Ce jeune homme introverti, mutique, se souvient et raconte à une commissaire l’histoire de l’enfant abandonné, de la femme seule, délaissée elle-même par le père de son enfant, poussée à bout par la rudesse de son existence. Lors de sa déposition et dans un monologue intérieur, il narre cet événement surprenant, inattendu, mettant des mots sur son expérience. Les paroles sont rares dans l’ouvrage, difficiles à exprimer, non entendues : « Parce que pour eux cette réponse-là ou rien c’est pareil, ces quelques sons qu’elle aura prononcés ne veulent rien dire pour eux, sont à peine des mots ». L’indicible anéantit les mots chez la jeune maman : « Et ses lèvres continuaient à remuer sans qu’aucun son ne sorte mais de toute façon plus personne ne faisait attention à elle ». Le dit est exceptionnel. Mais les pensées tellement fortes sont quasiment perçues, « Et maintenant je ne sais même plus si je le dis vraiment ou si je le pense si fort qu’elle l’entend », dans cet univers de non-dits que criblent certains bruits : les sons de l’ordinateur du jeune homme, la sonnerie du métro, les hurlements de l’enfant.

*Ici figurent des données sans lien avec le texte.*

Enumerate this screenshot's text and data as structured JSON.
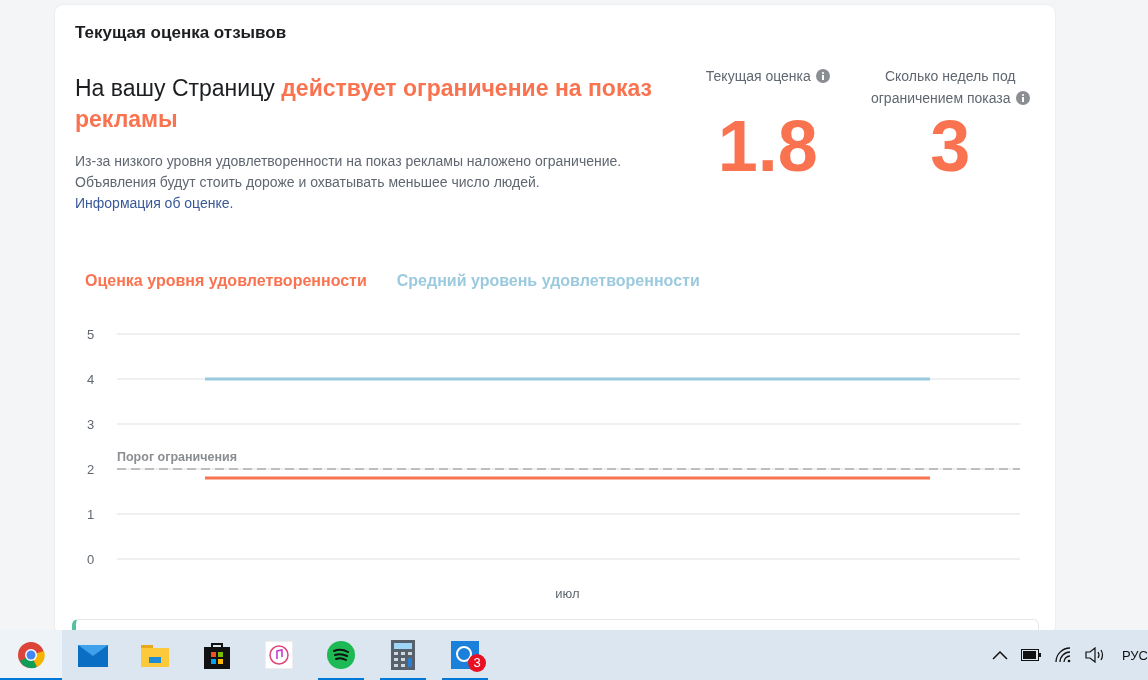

Un monde indifférent et égoïste

Dans un récit introspectif à la première personne, le jeune homme s’adresse à un « tu » solidaire, à ce bambin délaissé, un frère, lui-même. Disculpant la mère, tentant d’atténuer la déchirure de l’abandon, il rêve un futur avec ce petit garçon. Il dit ce qu’il sait, imagine ce qu’il ignore, tissant à son propre vécu et à celui de sa mère celui de l’enfant et de sa génitrice, tressant le présent au passé et à un futur imaginaire. Sa voix se mêle aux rares paroles de cette femme victime de la vie et à celle du juge dépourvu d’empathie, méprisant lors du procès, incarnation d’une société égoïste où règnent l’indifférence, des jugements accusateurs portés sur autrui sans chercher à comprendre, à savoir. Le narrateur expose seulement les faits : « Cette femme, avec son bébé dans les bras, ils ne la voient pas mais tes cris, comment ne pas les entendre, tes cris même avec les écouteurs enfoncés dans les oreilles, ils les entendent, et c’est drôle de voir comme ils se recroquevillent à mesure que tes cris augmentent, et s’ils pouvaient ils entreraient tout entiers dans l’écran (…) ». Et il montre, à travers des indices, des émotions, sans énoncer explicitement : « « si quelqu’un l’avait vraiment regardée, elle, à ce moment-là, il aurait pu voir ses lèvres bouger et un léger tremblement sous sa peau ». Une mimique ténue dit l’innommable trop douloureux et communique les sensations, les sentiments enfouis au coeur de la mère. Au lecteur de comprendre, de tirer ses propres conclusions, ses propres interprétations à partir des observations du jeune homme.

 La voix narrative énonce sobrement des faits sans dénoncer, sans critiquer. Cependant, en filigrane, apparaît une critique de la société, une réflexion sur l’indifférence, l’absence de compassion, d’humanité, sur la maternité pas toujours choisie, défaillante, loin des stéréotypes traditionalistes et du mythe de l’instinct maternel inné. L’autrice tisse son récit avec finesse et délicatesse, sans s’appesantir, sans condamner qui que ce soit. Elle constate et donne à voir simplement.